I suppose you have to admire Drayton McLane's confidence, his determination and his willingness to spend money.
Or waste money.
It still makes no sense that the Astros were buyers at last week's non-waiver trading deadline. It still makes no sense that the Astros, 13 games out of first place and eight games out of the wild-card lead (with five teams in front of them) traded for Randy Wolf and LaTroy Hawkins, let alone that they didn't get a start on rebuilding an organization that badly needs it.
It makes no sense to me, I should say. Because after talking to McLane before the Astros' game tonight at Wrigley Field, I'm convinced that it makes sense to him.
"We never considered selling," he said. "It's not in my makeup. That was never in consideration. We had a lot of offers. You heard about (Miguel) Tejada. There was interest in Carlos Lee. Even Lance Berkman's name was mentioned. Roy Oswalt's, too. We wouldn't ever consider any of those things."
The natural question is "Why the heck not?" But McLane has an answer for that, too.
Quite simply, he expects this team to win. He still expects it.
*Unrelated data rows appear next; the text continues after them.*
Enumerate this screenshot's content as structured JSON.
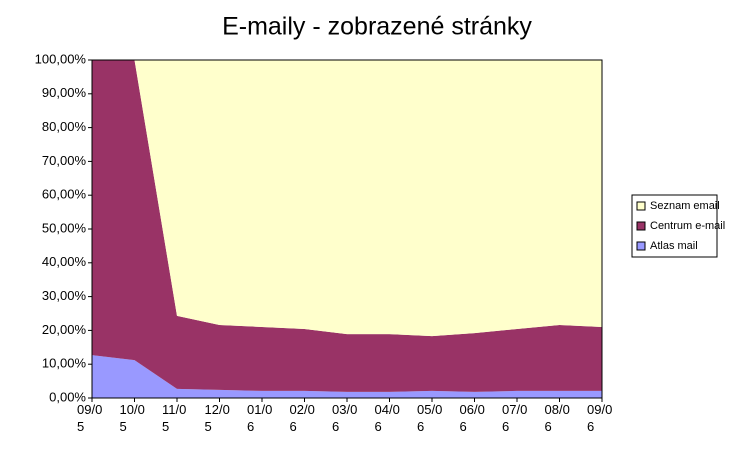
{
  "chart_data": {
    "type": "stacked-area",
    "title": "E-maily - zobrazené stránky",
    "categories": [
      "09/05",
      "10/05",
      "11/05",
      "12/05",
      "01/06",
      "02/06",
      "03/06",
      "04/06",
      "05/06",
      "06/06",
      "07/06",
      "08/06",
      "09/06"
    ],
    "series": [
      {
        "name": "Atlas mail",
        "color": "#9999ff",
        "values": [
          12.7,
          11.2,
          2.7,
          2.4,
          2.1,
          2.1,
          1.8,
          1.8,
          2.1,
          1.8,
          2.1,
          2.1,
          2.1
        ]
      },
      {
        "name": "Centrum e-mail",
        "color": "#993366",
        "values": [
          87.3,
          88.8,
          21.6,
          19.2,
          18.9,
          18.3,
          17.1,
          17.1,
          16.2,
          17.4,
          18.3,
          19.5,
          18.9
        ]
      },
      {
        "name": "Seznam email",
        "color": "#ffffcc",
        "values": [
          0,
          0,
          75.7,
          78.4,
          79.0,
          79.6,
          81.1,
          81.1,
          81.7,
          80.8,
          79.6,
          78.4,
          79.0
        ]
      }
    ],
    "ylim": [
      0,
      100
    ],
    "yticks": [
      {
        "value": 0,
        "label": "0,00%"
      },
      {
        "value": 10,
        "label": "10,00%"
      },
      {
        "value": 20,
        "label": "20,00%"
      },
      {
        "value": 30,
        "label": "30,00%"
      },
      {
        "value": 40,
        "label": "40,00%"
      },
      {
        "value": 50,
        "label": "50,00%"
      },
      {
        "value": 60,
        "label": "60,00%"
      },
      {
        "value": 70,
        "label": "70,00%"
      },
      {
        "value": 80,
        "label": "80,00%"
      },
      {
        "value": 90,
        "label": "90,00%"
      },
      {
        "value": 100,
        "label": "100,00%"
      }
    ],
    "legend": "right"
  }
}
"Absolutely," he said. "Look at 2004. We were in about the same position we're in now. In 2005, same thing, and we went to the World Series."
So he thinks the Astros are going to win in 2008?
"Yeah, I think we're going to make a great run for it, and I think we have the capacity to win," he said.
Sorry, but I still think it's nuts. I do, however, admire his confidence.
Oh, and for the record, on Aug. 4, 2004, the Astros were 14 1/2 games out of first place and five games back in the wild-card race, which they ended up winning. A year later, they were nine games out of first place, but were already leading the wild-card race (which they won again enroute to the World Series.